UCLA embalmer arrested in cadaver theft ring

? An embalmer hired by the University of California, Los Angeles’ medical school to keep better track of cadavers donated for study and research was arrested Saturday on suspicion of grand theft, part of an investigation by campus police into allegations that he and another employee sold corpses and body parts for profit.

Henry Reid, director of UCLA’s willed-body program, was taken in handcuffs from his Anaheim, Calif., home after at least eight UCLA police officers searched his property for several hours and left with several boxes. Reid declined comment Saturday as he was taken into custody. He is being held at Los Angeles County Jail, and bail was set at $20,000.

The university will seek felony charges against Reid, said Nancy Greenstein, director of police community services for the UCLA Police Department.
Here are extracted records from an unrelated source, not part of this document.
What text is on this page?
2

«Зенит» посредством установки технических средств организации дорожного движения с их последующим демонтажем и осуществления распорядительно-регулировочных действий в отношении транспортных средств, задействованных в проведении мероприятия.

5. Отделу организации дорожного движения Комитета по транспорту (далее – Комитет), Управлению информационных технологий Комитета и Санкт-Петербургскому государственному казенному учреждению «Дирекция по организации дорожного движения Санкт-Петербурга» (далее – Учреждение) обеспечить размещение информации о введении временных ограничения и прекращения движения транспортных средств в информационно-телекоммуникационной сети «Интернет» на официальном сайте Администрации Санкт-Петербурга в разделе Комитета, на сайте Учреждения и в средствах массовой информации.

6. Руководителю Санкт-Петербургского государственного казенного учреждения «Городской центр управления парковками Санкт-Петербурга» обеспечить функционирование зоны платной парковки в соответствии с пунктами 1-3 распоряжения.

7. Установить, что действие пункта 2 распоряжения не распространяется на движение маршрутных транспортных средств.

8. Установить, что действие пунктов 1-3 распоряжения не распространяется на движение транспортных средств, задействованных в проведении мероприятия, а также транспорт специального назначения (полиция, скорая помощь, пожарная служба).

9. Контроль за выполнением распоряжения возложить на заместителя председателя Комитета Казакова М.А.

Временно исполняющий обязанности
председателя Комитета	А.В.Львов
Police are investigating whether Reid, 54, and another employee falsified documents to sell bodies and parts of bodies for personal gain, said sources close to the investigation. The staffers were placed on leave.

UCLA’s willed-body program, the oldest in the United States, receives about 175 donated bodies every year and has a waiting list of more than 11,000 people who have agreed to donate their bodies for use by researchers and medical students. The school has placed a guard on the seventh floor of UCLA Medical Center, where cadavers, worth thousands of dollars to biomedical companies, are stored in a large freezer.
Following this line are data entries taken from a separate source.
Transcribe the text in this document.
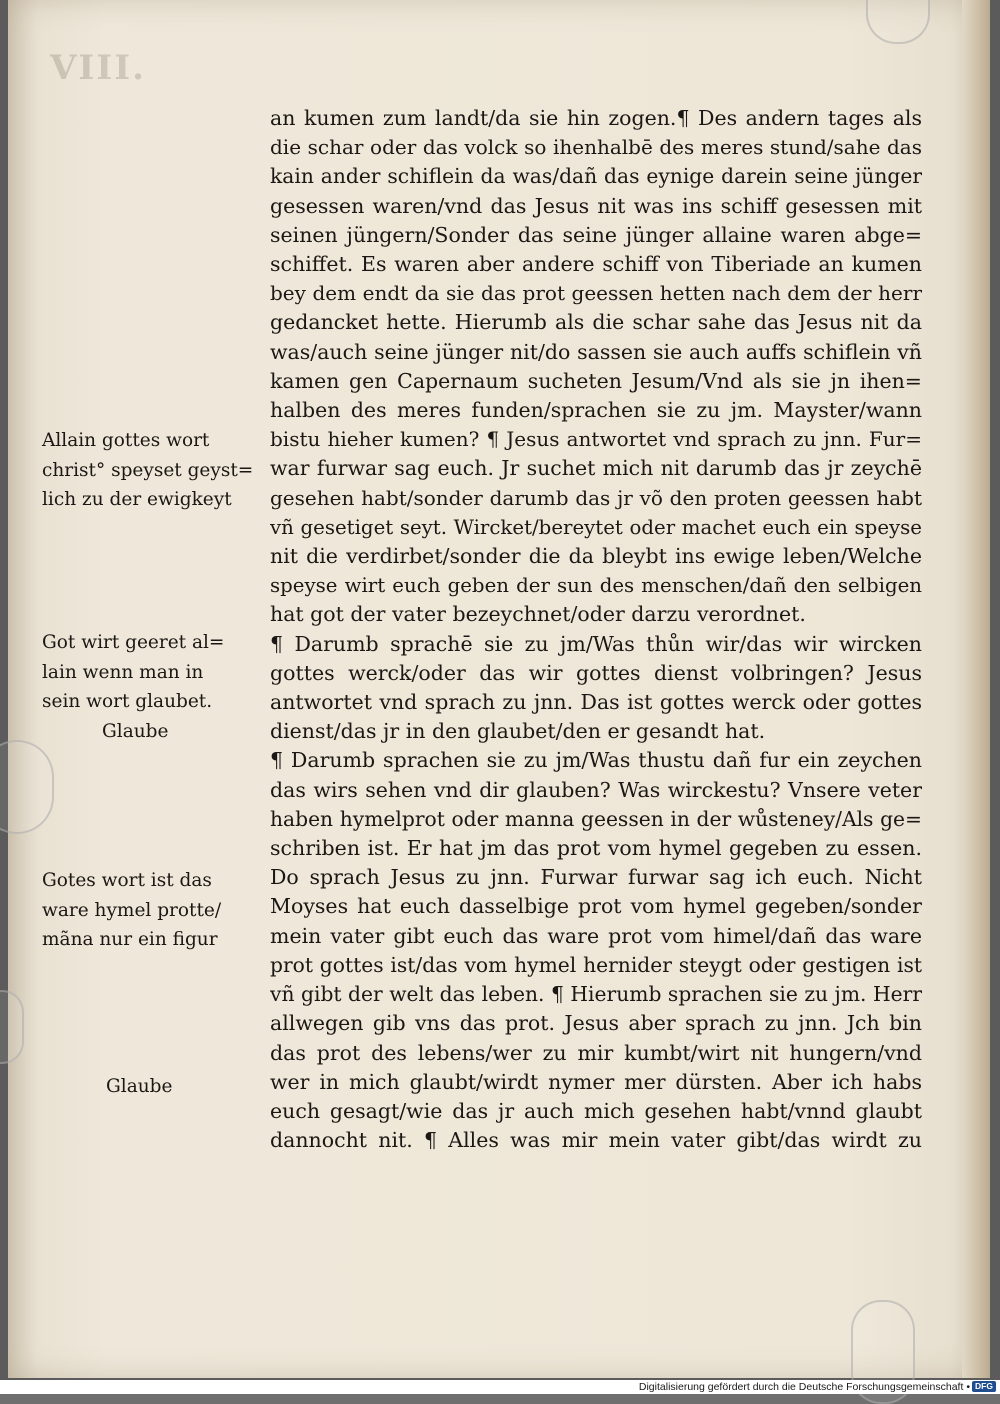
VIII.
an kumen zum landt/da sie hin zogen.¶ Des andern tages als
die schar oder das volck so ihenhalbē des meres stund/sahe das
kain ander schiflein da was/dañ das eynige darein seine jünger
gesessen waren/vnd das Jesus nit was ins schiff gesessen mit
seinen jüngern/Sonder das seine jünger allaine waren abge=
schiffet. Es waren aber andere schiff von Tiberiade an kumen
bey dem endt da sie das prot geessen hetten nach dem der herr
gedancket hette. Hierumb als die schar sahe das Jesus nit da
was/auch seine jünger nit/do sassen sie auch auffs schiflein vñ
kamen gen Capernaum sucheten Jesum/Vnd als sie jn ihen=
halben des meres funden/sprachen sie zu jm. Mayster/wann
bistu hieher kumen? ¶ Jesus antwortet vnd sprach zu jnn. Fur=
war furwar sag euch. Jr suchet mich nit darumb das jr zeychē
gesehen habt/sonder darumb das jr võ den proten geessen habt
vñ gesetiget seyt. Wircket/bereytet oder machet euch ein speyse
nit die verdirbet/sonder die da bleybt ins ewige leben/Welche
speyse wirt euch geben der sun des menschen/dañ den selbigen
hat got der vater bezeychnet/oder darzu verordnet.
¶ Darumb sprachē sie zu jm/Was thůn wir/das wir wircken
gottes werck/oder das wir gottes dienst volbringen? Jesus
antwortet vnd sprach zu jnn. Das ist gottes werck oder gottes
dienst/das jr in den glaubet/den er gesandt hat.
¶ Darumb sprachen sie zu jm/Was thustu dañ fur ein zeychen
das wirs sehen vnd dir glauben? Was wirckestu? Vnsere veter
haben hymelprot oder manna geessen in der wůsteney/Als ge=
schriben ist. Er hat jm das prot vom hymel gegeben zu essen.
Do sprach Jesus zu jnn. Furwar furwar sag ich euch. Nicht
Moyses hat euch dasselbige prot vom hymel gegeben/sonder
mein vater gibt euch das ware prot vom himel/dañ das ware
prot gottes ist/das vom hymel hernider steygt oder gestigen ist
vñ gibt der welt das leben. ¶ Hierumb sprachen sie zu jm. Herr
allwegen gib vns das prot. Jesus aber sprach zu jnn. Jch bin
das prot des lebens/wer zu mir kumbt/wirt nit hungern/vnd
wer in mich glaubt/wirdt nymer mer dürsten. Aber ich habs
euch gesagt/wie das jr auch mich gesehen habt/vnnd glaubt
dannocht nit. ¶ Alles was mir mein vater gibt/das wirdt zu
Allain gottes wort
christ° speyset geyst=
lich zu der ewigkeyt
Got wirt geeret al=
lain wenn man in
sein wort glaubet.
Glaube
Gotes wort ist das
ware hymel protte/
mãna nur ein figur
Glaube
Digitalisierung gefördert durch die Deutsche Forschungsgemeinschaft • DFG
Reid was named director in 1997, a year after the school was sued by the families of cadaver donors for failing to properly dispose of their remains. Families have accused UCLA, for example, of putting ashes from cremated bodies into Dumpsters taken to a landfill and then lying to loved ones.

UCLA attorneys in court papers claimed as recently as last month that they had fixed all problems in their cadaver program. Attorneys for families and donors were seeking an order requiring the university to treat corpses properly. But Commissioner Bruce Mitchell tentatively ruled Feb. 10 that UCLA had proven the program was working well under Reid.

“There is evidence that (Reid) … instituted comprehensive new protocols, which are being followed and which comply with industry standards,” Commissioner Mitchell wrote in his preliminary ruling.